Do you know how sometimes a really, really good local album seems to come out of nowhere? Well, it’s happened again. The upstart New Hampshire band called Famous Jane, brain child of producer-singer-songwriter-guitarist Hank Decken, just released their debut album, New Persuasion.
Decken recorded this disc at his own recording studio in Rochester, New Hampshire. Aside from featuring himself on guitars and vocals, Decken wisely cast Kim Riley as the album’s primary lead vocalist. A rangy, experienced singer, Riley brings quite a rich voice to the proceedings. For his rhythm section, Decken brought in five string bass player Tom Davis and prog-rock drummer Ron Stewart. Drummer Travis Barton plays on one track.
Famous Jane open their disc with title track “New Persuasion.” The band rolls right in with palpable, catchy instrumentation and Riley’s lead vocal sounding real as it smoothly rides this roots rock anthem like a Harley on a hilly route. Decken’s lead guitar, chockfull of rustic charm, roots this song in the Americana tradition with its tasteful perks. He pays out a meaningful melodic line, one that keeps hitting the ear and the heart just right, augmenting the feeling of the song perfectly. Moments when the lead guitar line and Riley’s vocal sustains happen simultaneously make the listener realize there is more good music to come. There is just too much potential in the first song not to.

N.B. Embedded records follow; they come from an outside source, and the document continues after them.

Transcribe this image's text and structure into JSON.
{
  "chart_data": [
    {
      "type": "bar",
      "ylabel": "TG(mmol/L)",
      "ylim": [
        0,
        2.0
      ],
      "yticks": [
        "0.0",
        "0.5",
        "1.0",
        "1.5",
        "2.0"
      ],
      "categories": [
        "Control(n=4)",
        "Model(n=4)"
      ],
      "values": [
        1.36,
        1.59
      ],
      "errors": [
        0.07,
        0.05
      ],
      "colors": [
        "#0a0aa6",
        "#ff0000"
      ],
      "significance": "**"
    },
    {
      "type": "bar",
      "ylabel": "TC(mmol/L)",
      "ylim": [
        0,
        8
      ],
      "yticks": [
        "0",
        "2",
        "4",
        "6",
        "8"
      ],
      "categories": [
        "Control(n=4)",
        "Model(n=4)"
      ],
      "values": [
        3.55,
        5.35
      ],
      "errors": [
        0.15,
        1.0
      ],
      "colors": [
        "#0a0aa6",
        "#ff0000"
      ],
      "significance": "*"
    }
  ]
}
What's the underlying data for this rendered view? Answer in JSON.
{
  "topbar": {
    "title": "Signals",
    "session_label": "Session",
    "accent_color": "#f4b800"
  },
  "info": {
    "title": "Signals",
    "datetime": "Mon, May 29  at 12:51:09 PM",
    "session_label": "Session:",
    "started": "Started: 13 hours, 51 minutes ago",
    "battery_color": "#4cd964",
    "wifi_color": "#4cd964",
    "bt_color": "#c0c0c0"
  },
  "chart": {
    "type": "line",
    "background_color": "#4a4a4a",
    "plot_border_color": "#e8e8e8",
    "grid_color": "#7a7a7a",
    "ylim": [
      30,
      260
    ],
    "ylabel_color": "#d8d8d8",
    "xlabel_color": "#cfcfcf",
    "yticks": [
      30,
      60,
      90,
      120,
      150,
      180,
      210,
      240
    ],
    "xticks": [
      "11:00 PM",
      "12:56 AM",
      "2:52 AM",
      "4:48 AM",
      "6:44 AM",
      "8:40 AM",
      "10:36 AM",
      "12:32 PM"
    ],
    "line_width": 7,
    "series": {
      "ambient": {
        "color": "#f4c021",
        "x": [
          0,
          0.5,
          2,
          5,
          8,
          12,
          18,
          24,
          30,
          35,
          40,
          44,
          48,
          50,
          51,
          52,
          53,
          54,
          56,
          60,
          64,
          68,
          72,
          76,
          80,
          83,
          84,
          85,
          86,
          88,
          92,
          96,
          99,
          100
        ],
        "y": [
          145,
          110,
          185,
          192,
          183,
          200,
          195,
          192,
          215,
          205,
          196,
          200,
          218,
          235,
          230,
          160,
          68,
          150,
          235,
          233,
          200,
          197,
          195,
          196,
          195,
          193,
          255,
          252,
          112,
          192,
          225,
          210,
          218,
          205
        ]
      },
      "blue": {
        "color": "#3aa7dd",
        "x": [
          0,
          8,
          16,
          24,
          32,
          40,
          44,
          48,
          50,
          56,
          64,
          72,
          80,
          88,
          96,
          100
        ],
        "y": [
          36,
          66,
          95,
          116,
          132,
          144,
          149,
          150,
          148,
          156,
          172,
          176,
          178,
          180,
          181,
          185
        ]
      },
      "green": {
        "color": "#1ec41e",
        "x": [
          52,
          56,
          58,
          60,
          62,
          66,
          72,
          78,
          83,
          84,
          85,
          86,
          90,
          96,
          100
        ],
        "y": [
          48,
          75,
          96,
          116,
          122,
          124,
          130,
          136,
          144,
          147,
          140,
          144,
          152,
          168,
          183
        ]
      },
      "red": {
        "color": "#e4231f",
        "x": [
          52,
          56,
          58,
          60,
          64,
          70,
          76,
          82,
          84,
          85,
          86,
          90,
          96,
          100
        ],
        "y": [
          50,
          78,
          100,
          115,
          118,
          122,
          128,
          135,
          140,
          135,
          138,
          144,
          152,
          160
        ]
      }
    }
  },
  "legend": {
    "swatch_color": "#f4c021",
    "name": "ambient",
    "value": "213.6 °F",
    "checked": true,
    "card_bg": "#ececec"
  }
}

“Rain On Me” is a total gem. Riley’s rich vocal timbre imbues this one with a spiritual ebullience. Her vocal melody line, empowered by her rangy belts, tasteful sustains, and gritty emotive presentation, is a perfect sister to Decken’s rootsie, twangy guitar line. Not to mention another fine layer of flavoring from Decken’s Dobro. Riley sings it like she means it while that old time country roots guitar also does a lot of the talking. A bunch of drum fills from Stewart help keep it rooted while smacking the song through its changes.
“Beside You” rides a dual vocal line well, Decken and Riley serving up a solid, earthy substance, blending like they were born to sing together. Meanwhile, Decken’s guitar carries a lot of weight with its tasteful twists and turns, motor powered as it moves forward. The chorus here is catchy enough for radio, if only radio knew what to do with this genre in 2015.
Riley’s voice is a soft, whispery beauty on “Bridges,” a down tempo, guitar colored dandy. Electric and acoustic guitars percolate with brittle, tender, rustic notes as the drummer applies a percussive pattern that accompanies well. Bass guitarist Tom Davis meets the song’s need for a beat. He’s the one who carries all of the down tempo activities going on overhead, making it move with considerate timing.
“Rumors” rides in on the strength of Riley’s smooth timbre and Decken’s roots guitar grind. Contrasting Riley’s easeful glide with his own gritty guitar work was an inspired, successful idea. The listener cannot help but get swept along for this traveling number. Both singer and guitarist and rhythm section create a huge feeling of movement, like we’re all traveling together on the band’s tour bus. There are some magic moments here, like when Riley sustains her vocal notes as the guitar briefly rests. Then, Decken’s rustic guitar notes make it sound like his six string is crying out its own emotional needs and wants.
Bumping and thumping, “Say It Again” becomes as catchy in its rhythmic underpinnings as it is in its winsome chorus. Backing and harmony vocals fill this one up with something special, contributing to the sense of motion, the song bringing us somewhere we’d like to be. This could be another radio hit for Famous Jane, a possible niche for Adult Contemporary and or local country formats.
“Real As It Gets” takes it down low, letting Riley’s beautiful voice move around at it’s own graceful pace. She unfurls her smooth vocal melody line like an unveiling of a grand painting. Beneath that voice is an earthy electric guitar, taking its sweet time, making its pretty, roots rock melodic phrase come alive with a wide arcing sweep. The chorus is even more enticing, sounding real, in depth, and it completes the vibrancy of the song with a second sweeping arc. This tune is perfectly architected and its emotive execution is truly artful.
Utilizing a shuffle beat, “Well Learned” will make you want to dance a two step while digging its brittle, homey country rock guitar line. Decken’s lead guitar bristles with authentic, true south of the Mason Dixon line flavoring. Famous Jane close out their album with “Save The Box,” a number that lets Decken showcase more of his feisty country roots guitar style. The perky guitar line and Riley’s brisk vocal clip ride alongside a quick, palpable rhythm section. Together, the four musicians create a motion filled tapestry of lyrics and music, something cut from a good cloth, running like a film clip about Americana life with the soundtrack accompanying the images flowing from the song.
Famous Jane has done exceptionally well on their debut album. This band plays meaningful roots rock music that is chockfull of fine moments among its fine songs. One of the best albums to likely come out of the New England music scene this year, it should be purchased and played immediately.